Julian Fielden, Managing Director, OCF
In the case of high-performance computing clusters, manufacturers have to be realistic, warns Julian Fielden, managing director of OCF, a specialist high-performance computing system integrator which numbers computing-intensive manufacturers such as Caterpillar, Tata Automotive, AstraZeneca, Lola Cars, and GlaxoSmithKline among its customers.
“It’s difficult to describe high-performance computing as ‘green’,” he notes. “It’s all about becoming greener – and that is possible.”
As an example, he points to a recently-built server and storage cluster at the University of Durham, which delivers a peak performance of 25 teraflops that uses 60KW less than its predecessor, despite running seven times faster. As a result, the university has been able to remove three air-conditioning units from the facility housing the cluster.
The humble desktop computer, too, offers an opportunity to significantly reduce power consumption, thanks in large part to a technology called desktop virtualisation – similar to server virtualisation, but this time it is the business’s desktops that are being virtualised.

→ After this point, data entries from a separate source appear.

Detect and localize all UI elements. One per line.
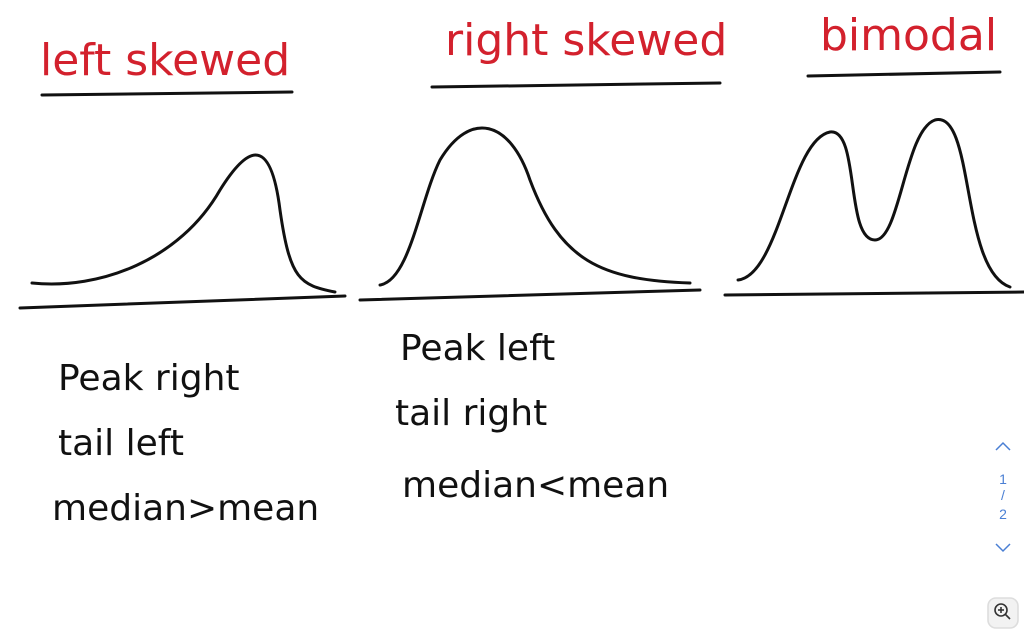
curve xyxy=(378,126,692,287)
note: Peak left xyxy=(400,328,555,369)
heading: bimodal xyxy=(820,10,997,61)
heading: left skewed xyxy=(40,35,290,86)
underline xyxy=(40,90,294,97)
note: median>mean xyxy=(52,488,319,529)
page-total: 2 xyxy=(999,506,1007,522)
page-down[interactable] xyxy=(995,543,1011,553)
note: Peak right xyxy=(58,358,240,399)
baseline xyxy=(18,294,347,310)
baseline xyxy=(723,290,1024,297)
curve xyxy=(30,153,337,294)
page-current: 1 xyxy=(999,471,1007,487)
baseline xyxy=(358,288,702,302)
note: median<mean xyxy=(402,465,669,506)
page-up[interactable] xyxy=(995,441,1011,451)
note: tail right xyxy=(395,393,547,434)
zoom-button[interactable] xyxy=(987,597,1019,629)
heading: right skewed xyxy=(445,15,727,66)
curve xyxy=(736,118,1012,289)
underline xyxy=(430,81,722,89)
page-separator: / xyxy=(1001,487,1005,503)
note: tail left xyxy=(58,423,184,464)
underline xyxy=(806,70,1002,78)
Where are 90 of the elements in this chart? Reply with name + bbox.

The energy savings are significant, says David Angwin, European director of marketing for Wyse, the terminal specialist which has pioneered the technology. By doing the ‘heavy lifting’ of desktop computing on fast, energyefficient servers, and using low-power desktop devices to drive monitor screens and connect to mice and keyboards, a desktop computer drawing a conventional 70-100W can be replaced by one drawing just 3-15W – equivalent to a low-wattage light bulb.
“You’re running Windows XP or Windows 7, with your favourite applications, and the look and feel is identical. But you’re consuming just a small fraction of power previously required,” he notes. “Processing is so much more efficient when undertaken on a server, in a virtualised environment.” Roll it all together, and prospects for green IT are looking better than ever, sums up Timo Stelzer, vice-president for Green IT at enterprise software giant SAP.
“Green IT initiatives can powerfully reduce not only energy consumption, but also the total cost of IT ownership,” he enthuses. “And the basic recipe for a greener IT infrastructure isn’t complicated. Start with consolidation and decommissioning of legacy systems, virtualise your system landscape to increase utilisation, and use software which is energy efficient.” What could be simpler – or greener?